Sidang Perdana Eks Wamenaker Noel dkk dalam Kasus Dugaan Pemerasan Digelar 19 Januari

Advertisement

Pengadilan Tindak Pidana Korupsi (Tipikor) Jakarta akan menggelar sidang perdana kasus dugaan pemerasan yang melibatkan mantan Wakil Menteri Ketenagakerjaan (Wamenaker) Immanuel Ebenezer, atau yang akrab disapa Noel, beserta 10 tersangka lainnya. Kasus ini terkait dengan dugaan pungutan liar dalam proses pengurusan sertifikasi Keselamatan dan Kesehatan Kerja (K3) di Kementerian Ketenagakerjaan (Kemnaker).

Perkara Dilimpahkan ke Pengadilan Tipikor

Berkas perkara Noel dan 10 tersangka lainnya telah resmi dilimpahkan ke Pengadilan Tipikor Jakarta.

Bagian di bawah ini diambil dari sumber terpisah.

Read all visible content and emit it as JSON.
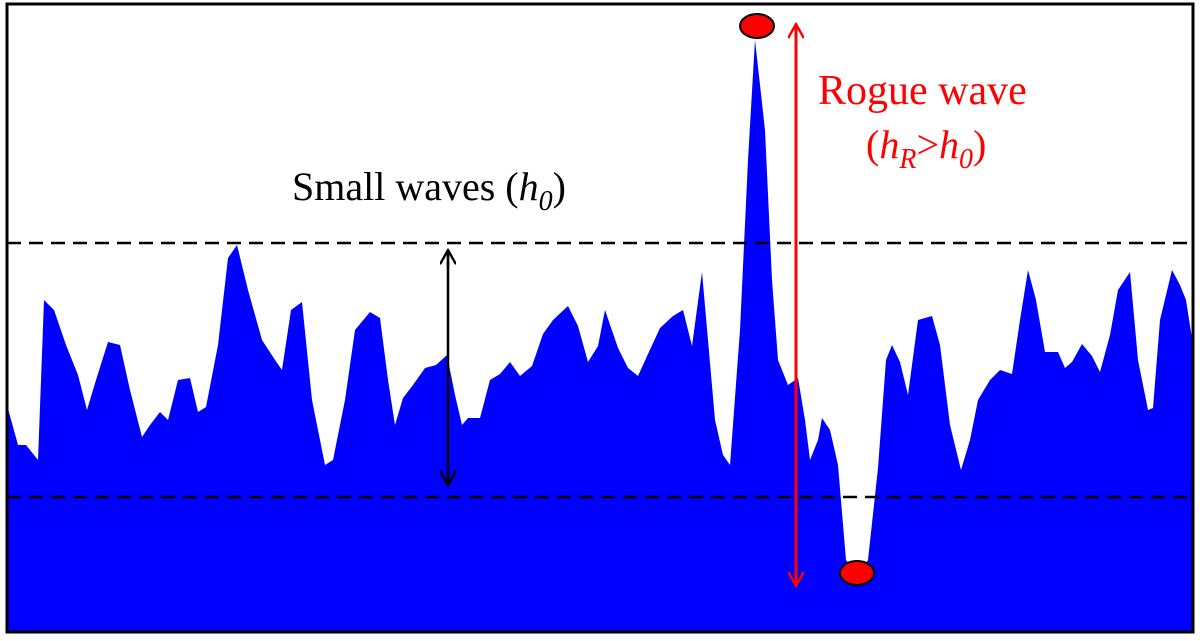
{
  "diagram": {
    "small_waves": {
      "text": "Small waves (",
      "symbol": "h",
      "subscript": "0",
      "close": ")"
    },
    "rogue_wave": {
      "title": "Rogue wave",
      "relation": {
        "open": "(",
        "lhs": "h",
        "lhs_sub": "R",
        "op": ">",
        "rhs": "h",
        "rhs_sub": "0",
        "close": ")"
      }
    },
    "colors": {
      "water": "#0000ff",
      "rogue": "#ff0000",
      "reference_lines": "#000000",
      "frame": "#000000",
      "background": "#ffffff"
    }
  }
}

Juru bicara Pengadilan Negeri Jakarta Pusat, Andi Saputra, mengonfirmasi hal tersebut dalam keterangan tertulisnya pada Selasa, 13 Januari 2026. Ia menyatakan bahwa Kepaniteraan Pengadilan Tipikor pada PN Jakpus telah meregister perkara atas nama Immanuel Ebenezer Gerungan dengan nomor register 1/Pid.Sus-TPK/2026/PN Jkt.Pst.

Jadwal Sidang Perdana dan Majelis Hakim

Sidang perdana untuk Noel dan 10 tersangka lainnya, yaitu Temurila, Miki Mahfud, Fahrurozi, Hery Sutanto, Subhan, Gerry Aditya Herwanto Putra, Irvian Bobby Mahendro Putro, Sekarsari Kartika Putri, Anitasari Kusumawati, dan Supriadi, dijadwalkan akan dilaksanakan pada Senin, 19 Januari 2026. Ketua Pengadilan Negeri Jakarta Pusat telah menunjuk majelis hakim yang akan memimpin persidangan. Majelis hakim tersebut terdiri dari Nur Sari Baktiana sebagai ketua majelis, didampingi oleh Fajar Kusuma Aji dan Alfis Setiawan sebagai anggota.

Advertisement

Modus Operandi dan Kerugian Negara

Kasus dugaan pemerasan dalam pengurusan sertifikasi K3 di Kemnaker ini diduga telah berlangsung sejak tahun 2019. Biaya pengurusan sertifikasi yang seharusnya hanya sebesar Rp 275 ribu, melonjak drastis menjadi Rp 6 juta. Komisi Pemberantasan Korupsi (KPK) mengungkapkan bahwa selisih biaya yang dibayarkan oleh para pengurus sertifikat K3 dengan biaya yang seharusnya ini mengalir ke beberapa pihak. Total kerugian negara dari praktik ini diperkirakan mencapai Rp 81 miliar. KPK juga telah menetapkan tiga tersangka baru dalam kasus ini, sehingga total tersangka yang terlibat kini berjumlah 14 orang.